HONEY BUNCH ist ein liebevolles englisches Kosewort, das auf Deutsch so viel bedeutet wie Schatz oder Liebling. Passend dazu läuft der Kinofilm zum Valentinstag 2026 in den USA an. Doch von Romantik sollte man sich nicht täuschen lassen. Den Zuschauer erwartet laut Shudder atmosphärischer und düster-unterhaltsamer Gothic Horror.
In den Hauptrollen sind Grace Glowicki , Ben Petrie, Jason Isaacs (THE WHITE LOTUS), Kate Dickie (THE WITCH), India Brown (INFILTRATION) und Julian Richings (GUILLERMO DEL TORO`S CABINET OF CURIOSITIES (2022) zu sehen.
Diana (Glowicki) leidet nach einem angeblichen Unfall unter lähmenden Schmerzen und Gedächtnisverlust. Sie wird von ihrem fürsorglichen, aber unheimlichen Ehemann Homer (Petrie) in eine experimentelle Traumaklinik gebracht, die abgelegen in den kanadischen Wäldern liegt. Dort soll sie durch eine innovative und rigorose Therapie genesen. Man verspricht ihr völlige Heilung, aber sie entdeckt mehr und mehr Ungereimtheiten. Während Bruchstücke ihrer Erinnerungen zurückkehren, kommen auch verstörende und unheimliche Enthüllungen über ihre Ehe ans Licht. Diana wird sich selbst und ihrem Mann immer fremder, sie hat Erscheinungen, von denen sie nicht weiß, wie real sie sind, und beunruhigende Erinnerungen an ihre gemeinsame Zeit werden wach. Den Liebesbeteuerungen ihres Mannes misstraut sie mehr und mehr. Und wohin verschwindet ihr Mann ständig, während sie selbst am Verlassen des Geländes gehindert wird?

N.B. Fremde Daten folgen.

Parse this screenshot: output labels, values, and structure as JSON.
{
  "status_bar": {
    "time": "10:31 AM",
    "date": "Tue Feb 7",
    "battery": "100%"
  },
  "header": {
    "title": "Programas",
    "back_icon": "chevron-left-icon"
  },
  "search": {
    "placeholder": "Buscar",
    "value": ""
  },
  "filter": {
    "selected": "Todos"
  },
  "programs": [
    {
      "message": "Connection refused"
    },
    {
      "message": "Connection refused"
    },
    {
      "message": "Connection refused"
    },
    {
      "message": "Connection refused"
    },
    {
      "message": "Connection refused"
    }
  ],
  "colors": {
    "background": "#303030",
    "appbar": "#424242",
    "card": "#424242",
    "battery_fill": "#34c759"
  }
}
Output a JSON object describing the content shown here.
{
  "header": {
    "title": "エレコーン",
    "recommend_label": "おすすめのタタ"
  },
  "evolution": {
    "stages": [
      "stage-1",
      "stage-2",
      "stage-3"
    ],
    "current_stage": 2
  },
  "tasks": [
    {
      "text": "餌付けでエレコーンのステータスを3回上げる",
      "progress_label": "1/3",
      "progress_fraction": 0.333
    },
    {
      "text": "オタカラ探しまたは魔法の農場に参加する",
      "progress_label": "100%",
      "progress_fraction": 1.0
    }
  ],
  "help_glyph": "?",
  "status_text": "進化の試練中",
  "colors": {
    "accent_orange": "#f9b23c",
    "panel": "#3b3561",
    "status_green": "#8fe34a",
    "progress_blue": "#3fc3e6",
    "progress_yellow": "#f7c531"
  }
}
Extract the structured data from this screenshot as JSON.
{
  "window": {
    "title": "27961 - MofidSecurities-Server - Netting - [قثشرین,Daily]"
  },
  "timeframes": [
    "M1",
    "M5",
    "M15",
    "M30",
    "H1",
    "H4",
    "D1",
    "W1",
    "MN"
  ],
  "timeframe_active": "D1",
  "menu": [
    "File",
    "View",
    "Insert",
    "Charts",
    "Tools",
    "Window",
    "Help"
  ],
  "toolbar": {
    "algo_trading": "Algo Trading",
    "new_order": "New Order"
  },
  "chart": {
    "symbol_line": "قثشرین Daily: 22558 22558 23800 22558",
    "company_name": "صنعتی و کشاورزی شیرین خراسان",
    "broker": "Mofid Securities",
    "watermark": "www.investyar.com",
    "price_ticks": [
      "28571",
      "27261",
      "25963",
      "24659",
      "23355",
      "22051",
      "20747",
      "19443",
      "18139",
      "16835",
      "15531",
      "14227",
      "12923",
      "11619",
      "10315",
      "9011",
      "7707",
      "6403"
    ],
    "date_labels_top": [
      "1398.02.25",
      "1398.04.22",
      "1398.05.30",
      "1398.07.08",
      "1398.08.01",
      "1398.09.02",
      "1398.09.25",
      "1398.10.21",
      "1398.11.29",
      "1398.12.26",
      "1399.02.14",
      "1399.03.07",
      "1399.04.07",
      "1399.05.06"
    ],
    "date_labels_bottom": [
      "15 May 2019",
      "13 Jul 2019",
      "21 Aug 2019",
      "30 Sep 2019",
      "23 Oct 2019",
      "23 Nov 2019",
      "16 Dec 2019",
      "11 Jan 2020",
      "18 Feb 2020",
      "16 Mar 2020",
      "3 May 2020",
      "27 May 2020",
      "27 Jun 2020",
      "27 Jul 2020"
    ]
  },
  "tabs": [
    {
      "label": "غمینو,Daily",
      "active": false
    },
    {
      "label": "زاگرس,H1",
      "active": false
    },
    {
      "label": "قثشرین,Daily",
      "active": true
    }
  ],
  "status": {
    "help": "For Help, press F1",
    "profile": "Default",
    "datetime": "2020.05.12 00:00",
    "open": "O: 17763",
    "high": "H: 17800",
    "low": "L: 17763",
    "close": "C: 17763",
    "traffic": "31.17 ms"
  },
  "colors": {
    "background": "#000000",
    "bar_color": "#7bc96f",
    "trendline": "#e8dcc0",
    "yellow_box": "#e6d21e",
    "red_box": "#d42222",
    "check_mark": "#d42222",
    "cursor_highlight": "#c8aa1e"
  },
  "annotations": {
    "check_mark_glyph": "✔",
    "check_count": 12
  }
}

Nach ihrem radikalen Rape & Revenge Film VIOLATION (2020) schrieben und inszenierten Madeleine Sims-Fewer und Dusty Mancinelli mit HONEY BUNCH eine Hommage an das Horrorkino der 1970er-Jahre. Seine bewusst gewählte Ästhetik und Inszenierung soll an diese Ära erinnern. Atmosphäre statt Effekte und eine Erzählweise, die an die klassischen, beunruhigenden Horrorfilme von damals anknüpft, in der die Spannung unterschwellig ansteigt. Es heißt, ihr psychologischer, klug konstruierter Film lässt lange rätseln, bevor die einzelnen Puzzleteile schließlich einen Sinn ergeben. Durch das Thema Identität, Täuschung und Erinnerung, das HONEY BUNCH aufgreift, werden Vergleiche zu Klassikern wie WENN DIE GONDELN TRAUER TRAGEN (1973) oder THE WICKER MAN (1973) gezogen. In Letzterem spielt Regisseur Robin Hardy mit dem Element, den Zuschauer die Handlungen missinterpretieren zu lassen. In WENN DIE GONDELN TRAUER TRAGEN besteht die Gefahr, dass man Dinge übersieht, die einem einiges mehr verraten, als offenkundig zu sehen ist. Die Filme bestachen durch ihre Tiefgründigkeit. Ob das HONEY BUNCH gelingen wird, bleibt abzuwarten.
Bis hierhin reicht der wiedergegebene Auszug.